Wednesday, June 26, 2013

Relationship Of Risk In Multiple Portfolio Betting Strategies

In the "nature of risk" I said that "Once you understand how this relationship applies to ONE bet in a portfolio mixed with a percentage cash and a percentage towards that SINGLE bet, you can start to develop your understanding to account for multiple bets at a correlation between 1 and zero. We will cover that next." This is the spreadsheet I developed and in it, we take a hypothetical coin flip where heads you win 20% ROI on your capital, tails you lose 10% and 2% of the time you lose everything. 49% chance of a win, 49% of a loss and 2% of catastrophe. You can make 1 of these bets a month or 12 a year. The results: With One Single Bet the "ideal" amount is 47% of your capital on one bet. The expectation in that scenario is that you gain an average of 10% over the course of a year.
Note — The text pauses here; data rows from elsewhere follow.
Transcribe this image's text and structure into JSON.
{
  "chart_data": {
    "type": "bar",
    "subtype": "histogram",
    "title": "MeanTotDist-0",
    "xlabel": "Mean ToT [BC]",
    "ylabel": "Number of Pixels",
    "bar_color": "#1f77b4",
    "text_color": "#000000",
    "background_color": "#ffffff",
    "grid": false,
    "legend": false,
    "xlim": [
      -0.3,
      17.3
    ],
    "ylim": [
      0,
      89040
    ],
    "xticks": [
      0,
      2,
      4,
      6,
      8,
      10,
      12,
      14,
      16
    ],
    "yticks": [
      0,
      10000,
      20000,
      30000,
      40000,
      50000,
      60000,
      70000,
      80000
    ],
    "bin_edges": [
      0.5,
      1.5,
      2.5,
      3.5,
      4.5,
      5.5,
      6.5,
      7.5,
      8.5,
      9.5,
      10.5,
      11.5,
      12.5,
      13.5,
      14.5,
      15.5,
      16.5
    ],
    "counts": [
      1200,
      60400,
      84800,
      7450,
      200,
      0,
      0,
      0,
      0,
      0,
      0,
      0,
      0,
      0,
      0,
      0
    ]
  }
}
With the multiple bet strategy, at zero correlation you can risk 19.16% of capital for EACH of 5 bets and you expect to yield 25% per year. If you have a more typical correlation of 70%, your return goes down to about 17% per year.  
If you are overwhelmed by numbers, this means that you earn more by betting with more than 
one stock at a time risking significantly less per bet but risking more total. In spite of risking more total, the actual volatility/risk is expected to be the same.
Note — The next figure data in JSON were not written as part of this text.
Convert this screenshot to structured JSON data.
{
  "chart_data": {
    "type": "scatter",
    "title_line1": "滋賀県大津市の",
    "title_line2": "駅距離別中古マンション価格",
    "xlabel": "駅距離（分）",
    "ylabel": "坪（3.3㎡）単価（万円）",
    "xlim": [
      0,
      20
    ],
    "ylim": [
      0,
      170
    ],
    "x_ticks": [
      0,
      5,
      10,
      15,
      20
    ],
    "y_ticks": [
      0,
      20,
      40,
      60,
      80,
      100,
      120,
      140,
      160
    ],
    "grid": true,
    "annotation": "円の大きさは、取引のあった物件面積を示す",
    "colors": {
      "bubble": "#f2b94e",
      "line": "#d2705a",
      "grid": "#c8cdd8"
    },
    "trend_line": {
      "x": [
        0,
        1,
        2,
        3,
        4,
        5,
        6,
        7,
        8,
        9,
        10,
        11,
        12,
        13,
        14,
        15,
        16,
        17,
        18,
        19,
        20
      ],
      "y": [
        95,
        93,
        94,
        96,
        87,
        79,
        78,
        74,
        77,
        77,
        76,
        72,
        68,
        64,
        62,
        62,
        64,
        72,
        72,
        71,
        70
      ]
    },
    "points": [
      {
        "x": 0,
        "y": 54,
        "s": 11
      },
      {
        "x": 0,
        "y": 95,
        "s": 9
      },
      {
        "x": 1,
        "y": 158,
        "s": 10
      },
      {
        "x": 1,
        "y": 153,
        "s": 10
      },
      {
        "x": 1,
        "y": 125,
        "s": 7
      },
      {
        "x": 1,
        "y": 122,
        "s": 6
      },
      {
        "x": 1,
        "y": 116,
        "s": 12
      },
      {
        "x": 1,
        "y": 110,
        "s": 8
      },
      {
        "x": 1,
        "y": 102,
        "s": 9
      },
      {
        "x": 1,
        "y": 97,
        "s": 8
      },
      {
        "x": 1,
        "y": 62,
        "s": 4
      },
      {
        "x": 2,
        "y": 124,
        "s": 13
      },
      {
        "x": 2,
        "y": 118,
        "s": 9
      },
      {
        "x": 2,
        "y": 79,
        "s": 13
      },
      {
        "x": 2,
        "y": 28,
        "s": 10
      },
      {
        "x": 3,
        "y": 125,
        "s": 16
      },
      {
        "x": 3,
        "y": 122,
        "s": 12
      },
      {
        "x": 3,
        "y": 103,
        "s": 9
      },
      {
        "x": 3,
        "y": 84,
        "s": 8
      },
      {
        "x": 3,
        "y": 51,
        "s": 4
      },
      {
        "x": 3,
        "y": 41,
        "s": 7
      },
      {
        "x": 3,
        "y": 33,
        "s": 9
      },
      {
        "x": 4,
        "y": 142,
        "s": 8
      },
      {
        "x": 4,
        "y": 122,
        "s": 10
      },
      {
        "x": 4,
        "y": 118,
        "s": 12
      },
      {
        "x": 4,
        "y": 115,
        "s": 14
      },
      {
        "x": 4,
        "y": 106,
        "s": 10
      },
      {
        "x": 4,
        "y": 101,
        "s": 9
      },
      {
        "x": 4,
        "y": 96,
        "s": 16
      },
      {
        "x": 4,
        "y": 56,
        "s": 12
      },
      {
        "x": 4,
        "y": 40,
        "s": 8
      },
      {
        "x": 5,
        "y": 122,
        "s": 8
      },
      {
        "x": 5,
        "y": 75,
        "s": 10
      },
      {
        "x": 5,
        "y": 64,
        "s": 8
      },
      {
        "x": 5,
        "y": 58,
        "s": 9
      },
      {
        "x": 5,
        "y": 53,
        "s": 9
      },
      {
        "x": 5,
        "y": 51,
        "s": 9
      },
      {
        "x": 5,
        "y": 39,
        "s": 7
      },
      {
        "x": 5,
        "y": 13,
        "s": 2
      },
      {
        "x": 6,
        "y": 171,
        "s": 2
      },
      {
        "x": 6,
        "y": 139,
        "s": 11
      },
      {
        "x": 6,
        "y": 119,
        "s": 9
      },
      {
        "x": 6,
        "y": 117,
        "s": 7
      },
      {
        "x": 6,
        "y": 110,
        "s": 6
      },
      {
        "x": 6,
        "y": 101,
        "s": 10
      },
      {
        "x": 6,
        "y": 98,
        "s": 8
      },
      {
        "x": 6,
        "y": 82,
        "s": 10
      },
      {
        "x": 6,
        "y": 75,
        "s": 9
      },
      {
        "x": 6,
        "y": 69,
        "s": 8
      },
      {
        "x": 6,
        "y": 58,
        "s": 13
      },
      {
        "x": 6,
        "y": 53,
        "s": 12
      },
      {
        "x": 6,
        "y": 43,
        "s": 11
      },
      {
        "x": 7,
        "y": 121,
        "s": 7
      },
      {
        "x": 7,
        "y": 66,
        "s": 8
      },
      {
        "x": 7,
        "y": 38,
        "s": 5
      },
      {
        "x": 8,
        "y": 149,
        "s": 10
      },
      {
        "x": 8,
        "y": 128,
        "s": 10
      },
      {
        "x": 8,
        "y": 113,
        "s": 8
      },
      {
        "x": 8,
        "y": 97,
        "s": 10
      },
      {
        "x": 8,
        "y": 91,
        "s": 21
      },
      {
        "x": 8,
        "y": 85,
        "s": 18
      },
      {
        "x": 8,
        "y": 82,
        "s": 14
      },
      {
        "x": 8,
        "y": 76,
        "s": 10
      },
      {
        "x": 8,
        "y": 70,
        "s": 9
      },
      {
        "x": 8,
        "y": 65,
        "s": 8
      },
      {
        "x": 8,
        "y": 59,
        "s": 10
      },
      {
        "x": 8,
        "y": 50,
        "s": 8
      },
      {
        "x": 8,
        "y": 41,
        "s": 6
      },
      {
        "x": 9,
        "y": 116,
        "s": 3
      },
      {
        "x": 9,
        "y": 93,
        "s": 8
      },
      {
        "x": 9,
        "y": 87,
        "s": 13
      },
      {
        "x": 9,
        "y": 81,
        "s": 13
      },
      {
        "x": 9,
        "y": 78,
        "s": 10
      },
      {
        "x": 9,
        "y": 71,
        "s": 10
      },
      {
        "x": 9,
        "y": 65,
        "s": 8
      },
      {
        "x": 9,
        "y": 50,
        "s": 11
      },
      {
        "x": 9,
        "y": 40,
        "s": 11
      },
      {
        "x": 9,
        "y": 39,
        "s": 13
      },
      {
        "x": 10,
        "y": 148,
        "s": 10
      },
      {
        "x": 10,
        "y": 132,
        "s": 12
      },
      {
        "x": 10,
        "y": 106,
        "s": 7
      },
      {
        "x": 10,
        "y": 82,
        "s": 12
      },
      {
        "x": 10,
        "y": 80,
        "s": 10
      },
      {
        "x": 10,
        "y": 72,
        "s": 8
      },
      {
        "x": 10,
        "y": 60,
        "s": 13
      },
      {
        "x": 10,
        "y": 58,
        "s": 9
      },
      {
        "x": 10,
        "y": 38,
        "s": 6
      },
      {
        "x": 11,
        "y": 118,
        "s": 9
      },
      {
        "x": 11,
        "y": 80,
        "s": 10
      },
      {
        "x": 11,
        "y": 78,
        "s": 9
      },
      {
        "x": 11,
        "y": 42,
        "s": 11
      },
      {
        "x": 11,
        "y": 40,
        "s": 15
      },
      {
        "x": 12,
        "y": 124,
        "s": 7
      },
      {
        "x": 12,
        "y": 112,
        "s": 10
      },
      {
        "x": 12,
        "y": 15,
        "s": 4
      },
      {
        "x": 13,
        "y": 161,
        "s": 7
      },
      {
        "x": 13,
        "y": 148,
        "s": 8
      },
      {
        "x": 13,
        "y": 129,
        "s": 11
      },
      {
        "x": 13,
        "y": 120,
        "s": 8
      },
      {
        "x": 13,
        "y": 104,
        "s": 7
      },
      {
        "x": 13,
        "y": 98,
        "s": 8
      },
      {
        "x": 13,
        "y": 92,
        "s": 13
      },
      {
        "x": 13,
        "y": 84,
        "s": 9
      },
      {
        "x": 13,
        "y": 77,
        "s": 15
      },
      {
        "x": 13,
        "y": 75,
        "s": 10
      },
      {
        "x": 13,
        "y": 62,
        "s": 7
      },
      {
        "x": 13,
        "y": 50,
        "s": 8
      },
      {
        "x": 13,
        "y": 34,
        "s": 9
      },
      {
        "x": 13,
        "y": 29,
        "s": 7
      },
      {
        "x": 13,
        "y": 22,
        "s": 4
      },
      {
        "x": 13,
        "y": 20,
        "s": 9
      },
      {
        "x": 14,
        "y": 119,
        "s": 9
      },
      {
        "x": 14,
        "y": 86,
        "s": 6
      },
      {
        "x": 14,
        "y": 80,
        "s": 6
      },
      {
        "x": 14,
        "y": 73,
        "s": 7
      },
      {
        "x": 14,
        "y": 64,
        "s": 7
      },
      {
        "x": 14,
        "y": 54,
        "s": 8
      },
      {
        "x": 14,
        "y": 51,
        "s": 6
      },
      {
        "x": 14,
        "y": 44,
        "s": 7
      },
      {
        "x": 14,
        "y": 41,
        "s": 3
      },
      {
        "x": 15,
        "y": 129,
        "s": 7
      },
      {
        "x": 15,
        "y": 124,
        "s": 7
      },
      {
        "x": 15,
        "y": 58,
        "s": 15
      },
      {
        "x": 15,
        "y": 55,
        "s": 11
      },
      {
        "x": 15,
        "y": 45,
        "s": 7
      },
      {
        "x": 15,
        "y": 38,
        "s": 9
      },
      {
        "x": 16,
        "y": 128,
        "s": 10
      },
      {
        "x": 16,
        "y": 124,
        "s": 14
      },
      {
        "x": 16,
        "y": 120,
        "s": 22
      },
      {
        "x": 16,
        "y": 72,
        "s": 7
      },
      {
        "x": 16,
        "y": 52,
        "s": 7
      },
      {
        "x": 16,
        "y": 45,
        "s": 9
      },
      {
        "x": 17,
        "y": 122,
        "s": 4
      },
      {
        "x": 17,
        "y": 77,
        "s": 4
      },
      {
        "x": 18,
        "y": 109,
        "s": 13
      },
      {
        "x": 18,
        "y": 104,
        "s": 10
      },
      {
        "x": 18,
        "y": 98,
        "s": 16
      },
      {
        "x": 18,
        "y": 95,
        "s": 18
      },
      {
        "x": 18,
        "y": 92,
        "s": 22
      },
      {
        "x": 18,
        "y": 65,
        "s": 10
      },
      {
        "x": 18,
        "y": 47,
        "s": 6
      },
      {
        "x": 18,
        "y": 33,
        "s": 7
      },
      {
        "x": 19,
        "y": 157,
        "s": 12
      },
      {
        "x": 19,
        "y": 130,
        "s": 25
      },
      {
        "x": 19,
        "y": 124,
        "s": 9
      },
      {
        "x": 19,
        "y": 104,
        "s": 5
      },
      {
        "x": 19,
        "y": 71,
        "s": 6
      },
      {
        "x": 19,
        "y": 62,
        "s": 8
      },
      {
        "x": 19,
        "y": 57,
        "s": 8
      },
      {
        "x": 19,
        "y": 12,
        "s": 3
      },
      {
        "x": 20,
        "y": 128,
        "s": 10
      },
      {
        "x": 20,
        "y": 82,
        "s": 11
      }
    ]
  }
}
Why do things work this way that MORE bets at a lower correlation earns a better return better? The kelly criterion (see nature of risk) is such that for INDEPENDENT bets (zero correlation) you can roughly risk the kelly on each bet as a percentage of the REMAINING capital (capital remaining AFTER the previous bets). For 10 bets the way this would work is if the kelly was 10%, you could risk 6.5% per bet over 10 bets or around 65% of capital at risk. The way this is determined is 10% of capital is risked on the first bet, then 10% of remaining 90% capital or 9% on the next bet, and then 8.1% on the next bet. As this continues you could average this out over 10 bets to be 6.513% per bet for every bet. Or you could do this over 5 bets and the amount per bet would be nearly 8.2%. The reason the capital remaining has to be calculated and you can't just risk 10% per bet across 10 bets using all capital up is because there is the possibility that every single one of those bets losses. In the normal kelly, bet one at a time, after every single loss you can properly adjust the risk downward by taking 10% of the remaining capital which would then have been reduced to 90% after the first loss, and so on.You can make sure each consecutive bet is smaller if you wish, but I prefer remaining consistent with the option for a "half bet or 1/4th bet). Ultimately I want to cut whatever "average" number in half at a minimum as a "full bet" even though it does not represent a "Full Kelly".
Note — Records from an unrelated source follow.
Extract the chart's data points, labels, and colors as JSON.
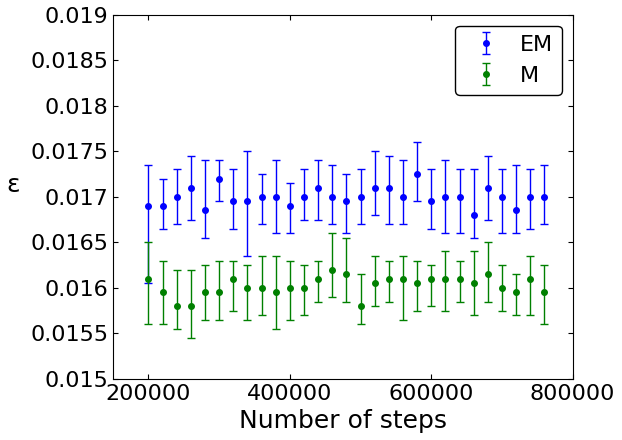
{
  "title": "",
  "xlabel": "Number of steps",
  "ylabel": "ε",
  "xlim": [
    150000,
    800000
  ],
  "ylim": [
    0.015,
    0.019
  ],
  "yticks": [
    0.015,
    0.0155,
    0.016,
    0.0165,
    0.017,
    0.0175,
    0.018,
    0.0185,
    0.019
  ],
  "ytick_labels": [
    "0.015",
    "0.0155",
    "0.016",
    "0.0165",
    "0.017",
    "0.0175",
    "0.018",
    "0.0185",
    "0.019"
  ],
  "xticks": [
    200000,
    400000,
    600000,
    800000
  ],
  "xtick_labels": [
    "200000",
    "400000",
    "600000",
    "800000"
  ],
  "em_x": [
    200000,
    220000,
    240000,
    260000,
    280000,
    300000,
    320000,
    340000,
    360000,
    380000,
    400000,
    420000,
    440000,
    460000,
    480000,
    500000,
    520000,
    540000,
    560000,
    580000,
    600000,
    620000,
    640000,
    660000,
    680000,
    700000,
    720000,
    740000,
    760000
  ],
  "em_y": [
    0.0169,
    0.0169,
    0.017,
    0.0171,
    0.01685,
    0.0172,
    0.01695,
    0.01695,
    0.017,
    0.017,
    0.0169,
    0.017,
    0.0171,
    0.017,
    0.01695,
    0.017,
    0.0171,
    0.0171,
    0.017,
    0.01725,
    0.01695,
    0.017,
    0.017,
    0.0168,
    0.0171,
    0.017,
    0.01685,
    0.017,
    0.017
  ],
  "em_yerr_lo": [
    0.00085,
    0.00025,
    0.0003,
    0.00035,
    0.0003,
    0.00025,
    0.0003,
    0.0006,
    0.0003,
    0.0004,
    0.0003,
    0.00025,
    0.00035,
    0.0003,
    0.00035,
    0.0003,
    0.0003,
    0.0004,
    0.0003,
    0.0003,
    0.0003,
    0.0004,
    0.0004,
    0.00025,
    0.00035,
    0.0004,
    0.00025,
    0.00035,
    0.0003
  ],
  "em_yerr_hi": [
    0.00045,
    0.0003,
    0.0003,
    0.00035,
    0.00055,
    0.0002,
    0.00035,
    0.00055,
    0.00025,
    0.0004,
    0.00025,
    0.0003,
    0.0003,
    0.00035,
    0.0003,
    0.0003,
    0.0004,
    0.00035,
    0.0004,
    0.00035,
    0.00035,
    0.0004,
    0.0003,
    0.0005,
    0.00035,
    0.0003,
    0.0005,
    0.0003,
    0.00035
  ],
  "m_x": [
    200000,
    220000,
    240000,
    260000,
    280000,
    300000,
    320000,
    340000,
    360000,
    380000,
    400000,
    420000,
    440000,
    460000,
    480000,
    500000,
    520000,
    540000,
    560000,
    580000,
    600000,
    620000,
    640000,
    660000,
    680000,
    700000,
    720000,
    740000,
    760000
  ],
  "m_y": [
    0.0161,
    0.01595,
    0.0158,
    0.0158,
    0.01595,
    0.01595,
    0.0161,
    0.016,
    0.016,
    0.01595,
    0.016,
    0.016,
    0.0161,
    0.0162,
    0.01615,
    0.0158,
    0.01605,
    0.0161,
    0.0161,
    0.01605,
    0.0161,
    0.0161,
    0.0161,
    0.01605,
    0.01615,
    0.016,
    0.01595,
    0.0161,
    0.01595
  ],
  "m_yerr_lo": [
    0.0005,
    0.00035,
    0.00025,
    0.00035,
    0.0003,
    0.0003,
    0.00035,
    0.00035,
    0.0003,
    0.0004,
    0.00035,
    0.0003,
    0.00025,
    0.0003,
    0.0003,
    0.0002,
    0.00025,
    0.00025,
    0.00045,
    0.0003,
    0.0003,
    0.00035,
    0.00025,
    0.00035,
    0.0003,
    0.00025,
    0.00025,
    0.0004,
    0.00035
  ],
  "m_yerr_hi": [
    0.0004,
    0.00035,
    0.0004,
    0.0004,
    0.0003,
    0.00035,
    0.0002,
    0.00025,
    0.00035,
    0.0004,
    0.0003,
    0.00025,
    0.0002,
    0.0004,
    0.0004,
    0.00035,
    0.0003,
    0.0002,
    0.00025,
    0.00025,
    0.00015,
    0.0003,
    0.0002,
    0.00035,
    0.00035,
    0.00025,
    0.0002,
    0.00025,
    0.0003
  ],
  "em_color": "#0000ff",
  "m_color": "#008000",
  "capsize": 3,
  "markersize": 4,
  "elinewidth": 1.0,
  "background_color": "#ffffff",
  "font_size": 16,
  "label_font_size": 18
}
We also know that if you were to risk 10 bets at a correlation of 1 the sum of all bets would equal the kelly criterion if we used bets at a correlation of 1. It would be like opening 10 positions of the same ticker symbol, and so the sum of each position must not exceed the kelly.

Now with use of this knowledge you can construct a weighted average and determine the amount given a correlation of 50% to be 50% between the two, and 70% being 70% of the value of a correlation of 1 and 30% of the value of the zero correlation number and so on. The point of this knowledge is to quantify the value of correlation and to understand the relationship. When it comes to actual betting you will often find more bets at a lower correlation is better with less risk. However, when fees are involved 10% of a $5000 account would be to put $500 at risk. If you pay $5 fees TWICE that's $10. $10/$500=2% loss. So every trade you break even loses 2%. If you gain 10% or $50, $10 represents 20% of that. When modeling the expectations, it's important you plug in the results adjusted for the amount of capital at risk. The formula doesn't do this yet, but I plan to adapt it at some point. For now, even a $5000 account doesn't get you tremendously far if you are position sizing properly unless you are very, very good. The amount that each trade limits you over time is tremendous, and that is the danger of "compounding costs".

Fortunately, I have gotten to the point where I can produce on trades. With many starting out with even less, they are going to have to be very smart about how they build their income gradually and safely while they wait to accumulate more to deposit. If you are investing, and can use a DRIP program to effectively dollar cost average in without incurring fees, you can get started with a very small amount. If you are trading you need more. Just how small of an account could one who has experience start with and actually hope to grow it? I am working on the spreadsheet so I can run the math and include the effect of fees. With some adjustment we can determine the amount when trading becomes profitable, and also when trading becomes profitable to the extent that it expects to produces more than investing.